Shelves of Liquor

When restaurants serve alcohol, they increase a consumer's chances of becoming drunk. If the intoxicated party then causes harm, the harmed party might hold the restaurant responsible. This is because the restaurant served the alcohol to the person or people who caused the damage. Many dining establishments carry liquor liability insurance to help them in such cases.

But, what if you only sold someone the alcohol, rather than served it to them? What if you only sold them the bottle in your liquor store, which they then chose to drink? Does that free you from liability?

Simply put, no. The sale of alcohol by the bottle (or other quantity) is just as risky as the sale of alcohol by the drink. Most liquor stores need to carry liquor liability insurance as a result.

Liquor Liability Insurance

Businesses that provide alcohol usually need liquor liability insurance. It covers the losses a business might face if it sells someone alcohol and that person then causes a costly accident. The policy might pay for the costs to clean up the damage caused, for example. And in particular, liquor stores need this coverage because they provide the substance that could contribute to such accidents.

An illustrative example might clarify why this coverage is essential. Let's say someone drives drunk and gets into a head-on collision that injures someone else. The injured person could sue the liquor store. They might claim that because the store sold them the alcohol, the store contributed to the intoxication that caused the accident. Store management might have to reach a settlement with the affected party.

Still, some liquor store proprietors might argue: My store only sold someone the alcohol. It was their choice that they drank it and harmed someone else. I am not responsible.

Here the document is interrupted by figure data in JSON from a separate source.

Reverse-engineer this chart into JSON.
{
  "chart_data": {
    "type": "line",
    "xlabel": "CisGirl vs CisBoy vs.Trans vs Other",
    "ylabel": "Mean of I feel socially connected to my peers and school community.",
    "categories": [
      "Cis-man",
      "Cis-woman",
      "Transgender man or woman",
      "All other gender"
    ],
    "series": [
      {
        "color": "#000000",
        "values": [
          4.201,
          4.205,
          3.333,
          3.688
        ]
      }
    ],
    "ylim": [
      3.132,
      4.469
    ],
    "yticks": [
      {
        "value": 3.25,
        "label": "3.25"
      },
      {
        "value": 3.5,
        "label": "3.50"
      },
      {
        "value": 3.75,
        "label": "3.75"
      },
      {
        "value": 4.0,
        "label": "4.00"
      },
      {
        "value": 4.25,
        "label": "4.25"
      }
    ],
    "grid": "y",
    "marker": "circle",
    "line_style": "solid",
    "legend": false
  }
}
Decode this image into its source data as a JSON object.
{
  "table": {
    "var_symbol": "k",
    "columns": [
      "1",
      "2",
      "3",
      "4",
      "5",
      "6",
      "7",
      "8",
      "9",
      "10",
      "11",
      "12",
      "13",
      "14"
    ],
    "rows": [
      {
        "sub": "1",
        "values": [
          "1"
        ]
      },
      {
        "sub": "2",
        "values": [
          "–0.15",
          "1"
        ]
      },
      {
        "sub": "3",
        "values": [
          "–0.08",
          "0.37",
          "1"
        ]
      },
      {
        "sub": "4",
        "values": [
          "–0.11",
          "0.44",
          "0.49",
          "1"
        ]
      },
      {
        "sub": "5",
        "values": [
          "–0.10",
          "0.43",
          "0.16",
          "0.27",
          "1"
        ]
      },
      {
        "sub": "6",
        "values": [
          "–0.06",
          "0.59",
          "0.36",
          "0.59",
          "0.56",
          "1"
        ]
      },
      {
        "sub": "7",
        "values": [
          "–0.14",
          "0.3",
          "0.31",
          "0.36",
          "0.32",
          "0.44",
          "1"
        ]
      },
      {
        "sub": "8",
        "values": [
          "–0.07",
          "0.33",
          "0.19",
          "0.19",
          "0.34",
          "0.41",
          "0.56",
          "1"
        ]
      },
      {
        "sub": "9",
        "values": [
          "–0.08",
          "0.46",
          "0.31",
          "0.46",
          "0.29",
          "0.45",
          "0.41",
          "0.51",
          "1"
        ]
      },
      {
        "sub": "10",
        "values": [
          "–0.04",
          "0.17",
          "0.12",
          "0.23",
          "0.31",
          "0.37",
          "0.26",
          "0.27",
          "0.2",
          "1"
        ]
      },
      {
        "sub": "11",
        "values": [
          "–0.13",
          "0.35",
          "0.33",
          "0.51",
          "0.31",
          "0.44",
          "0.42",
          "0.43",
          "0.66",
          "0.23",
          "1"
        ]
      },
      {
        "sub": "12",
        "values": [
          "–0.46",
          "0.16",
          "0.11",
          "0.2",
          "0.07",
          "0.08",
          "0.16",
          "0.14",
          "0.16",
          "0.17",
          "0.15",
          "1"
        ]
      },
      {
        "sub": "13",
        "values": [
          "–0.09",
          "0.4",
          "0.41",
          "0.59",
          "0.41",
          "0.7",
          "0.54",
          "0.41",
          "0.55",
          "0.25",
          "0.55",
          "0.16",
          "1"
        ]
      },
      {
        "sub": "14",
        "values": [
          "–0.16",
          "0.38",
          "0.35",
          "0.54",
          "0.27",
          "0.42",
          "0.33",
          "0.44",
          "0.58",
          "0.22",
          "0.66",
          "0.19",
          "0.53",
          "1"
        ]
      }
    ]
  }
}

It is not that cut and dry.

Even if you only sold someone a sealed bottle of alcohol, you still provided them a mechanism for intoxication, which is a liability risk. What if you sold a bottle to someone who went right outside, opened the bottle, and then drank it behind the wheel, for instance? On the way home, they caused that head-on wreck.

Your actions, however innocent, still might have contributed to the accident. The parties harmed by the wreck might try to sue for this reason. With liquor liability insurance, you can usually get financial help with court fees, settlements and other costs that might arise.

Still, there is no guarantee your policy will have to pay for someone's losses at all. Even if a lawsuit arises, that does not mean it will prove successful. Laws governing liabilities in liquor stores — often called dram shop laws — are strict. The party suing you usually must prove that you committed some form of negligence by selling the alcohol. Still, you might rack up legal costs even as you fight the case. It is these costs that many liquor liability policies might cover. That's why you should never go without it.